J’avais beaucoup lu et reçu des lettres de copains torturés qui racontaient ce qu’ils avaient subi et comment leurs tortionnaires procédaient pour essayer de les faire parler. Leur méthode est toujours la même : « On sait tout. Tu peux parler ».
Ils m’emmènent à la mer : « On va te jeter à la flotte. »
On m’avait expliqué ce chantage. Ils ont besoin de nous pour nous faire parler, donc ils ne mettent pas en pratique la menace.

Les prisons

Arrêtée le 2 avril, j’ai été incarcérée le 12.
Quel bonheur ça été pour moi de rentrer en prison. Pourtant en rentrant de l’instruction, j’ai croisé Djamila, conduite sous bonne garde à sa cellule. Elle a eu le temps de me dire qu’une sœur avait été giflée par le sous-directeur. Je suis arrivée en pleine manifestation, tous les dortoirs criaient et chantaient. Les CRS sont venus, nous les avons accueillis à coup de projectiles de toutes sortes ; souliers, quarts, morceaux de savon noir. Ils ont déroulé une lance à incendie pour nous arroser. La manifestation s’étant calmée, ils ont pensé qu’elle était terminée. Il n’en fut rien. Avant de faire ouvrir les dortoirs pour matraquer, ils ont hurlé : que les mères et les enfants sortent. Parmi nous, il y avait une future maman et une jeune maman qui avait sa petite fille de deux ans. Elles ont refusé. Finalement, c’est dans la cellule des condamnés à mort qu’ils sont entrés, Elles ont été arrosées et frappées à coups de poing• Je n’avais pas l’habitude de vivre en collectivité, je ne suis pas tellement courageuse, lorsqu’il y avait des exécutions, on chantait des chants patriotiques, ça me rendait malade car on exécutait pendant que nous chantions. Depuis j’ai en horreur les chants patriotiques. Je ne peux plus les supporter.
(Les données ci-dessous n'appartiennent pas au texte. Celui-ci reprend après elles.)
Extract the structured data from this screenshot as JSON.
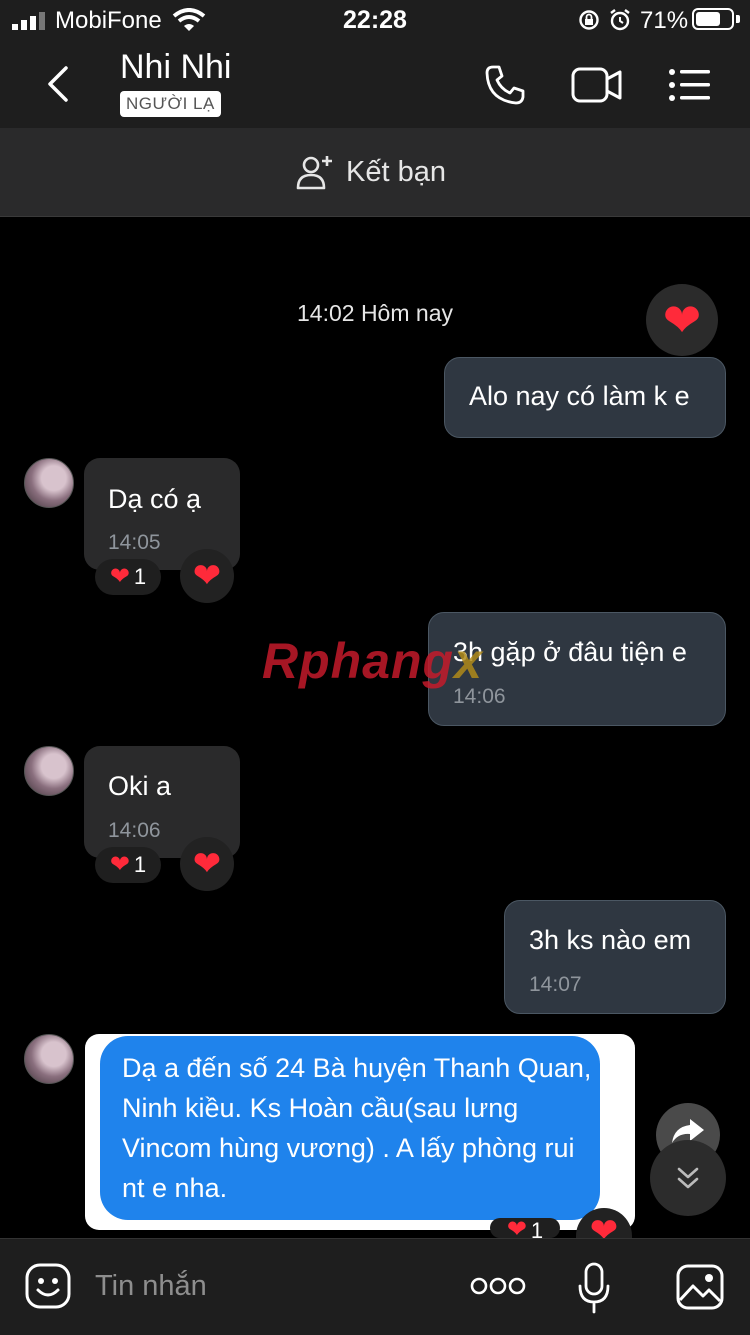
{
  "status_bar": {
    "carrier": "MobiFone",
    "time": "22:28",
    "battery_percent": "71%",
    "battery_level": 0.71,
    "icons": [
      "signal-icon",
      "wifi-icon",
      "rotation-lock-icon",
      "alarm-icon",
      "battery-icon"
    ]
  },
  "header": {
    "contact_name": "Nhi Nhi",
    "badge": "NGƯỜI LẠ",
    "icons": [
      "back-icon",
      "phone-icon",
      "video-call-icon",
      "menu-icon"
    ]
  },
  "add_friend": {
    "label": "Kết bạn"
  },
  "chat": {
    "date_separator": "14:02 Hôm nay",
    "messages": [
      {
        "direction": "out",
        "text": "Alo nay có làm k e"
      },
      {
        "direction": "in",
        "text": "Dạ có ạ",
        "time": "14:05",
        "reaction_count": "1"
      },
      {
        "direction": "out",
        "text": "3h gặp ở đâu tiện e",
        "time": "14:06"
      },
      {
        "direction": "in",
        "text": "Oki a",
        "time": "14:06",
        "reaction_count": "1"
      },
      {
        "direction": "out",
        "text": "3h ks nào em",
        "time": "14:07"
      },
      {
        "direction": "in",
        "type": "image",
        "text": "Dạ a đến số 24 Bà huyện Thanh Quan, Ninh kiều. Ks Hoàn cầu(sau lưng Vincom hùng vương) . A lấy phòng rui nt e nha.",
        "reaction_count": "1"
      }
    ]
  },
  "watermark": {
    "part1": "Rphang",
    "part2": "x"
  },
  "input_bar": {
    "placeholder": "Tin nhắn",
    "icons": [
      "emoji-icon",
      "more-icon",
      "microphone-icon",
      "image-icon"
    ]
  },
  "colors": {
    "outgoing_bubble": "#2f3741",
    "incoming_bubble": "#2a2a2b",
    "heart": "#ff2a3a",
    "image_bubble": "#1f83ec"
  }
}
J’essayais de m’adapter, je prends ce qu’il y a de plus positif et je suis contente. Toutes les sœurs faisaient le ramadan sauf moi, je me mettais avec celles qui avaient leurs règles et qui de ce fait ne pouvaient pas jeûner, pour manger avec elles. Ma sœur m’envoyait des cochonnailles que je mangeais toute seule bien sûr, jamais personne ne m’a fait de reproches.

Le procès

En novembre 1958 a eu lieu le premier procès dit de « La Voix du Soldat » devant le tribunal militaire, regroupant 26 inculpés pour atteinte à la sûreté extérieure de l’État et participation à une entreprise de démoralisation de l’armée.
Parmi les femmes Lucie Coscas, d’origine tunisienne juive, a été condamnée à 2 ans de prison et moi-même à 3 ans, transférée
à Maison-Carrée, puis quelques mois plus tard aux Baumettes en France.

Libérée par une remise de peine du général de Gaulle j’étais en « résidence surveillée » à Rennes où je devais faire tamponner un carnet. l’ai loué une chambre et travaillé pour un journal communiste.

Retour en Algérie

Revenue clandestinement en Algérie par bateau, embarquée avec de faux papiers fournis par le Parti, j’ai recommencé à travailler dans la clandestinité à Alger où j’étais agent de liaison, puis à Oran où je tapais des tracts de propagande.
C’est à Oran que je fais la connaissance du secrétaire général du PCA, le Dr Sadek Hadjérès en 1960. On ne se marie pas car le PCA ne donne même pas la permission. On doit se consacrer entièrement au Parti. A cette époque, je me sentais fragilisée, je me posais la question « si je suis à nouveau arrêtée et torturée est-ce que je parlerai ? » Je ne savais pas ?

L’indépendance - 1962
Après les accords d’Évian, c’est-à-dire après la guerre, elle épouse enfin en 1962 Sadek Hadjères ; puis la clandestinité recommence après le coup d’État de Boumediene en 1965.

Le PCA est à nouveau interdit. Son mari est arrêté, torturé puis relâché, la sécurité militaire algérienne venait à deux heures du matin chez elle pour l’interroger au moment où elle travaillait comme professeur à Hussein-Dey pour élever ses enfants dans les structures scolaires algériennes.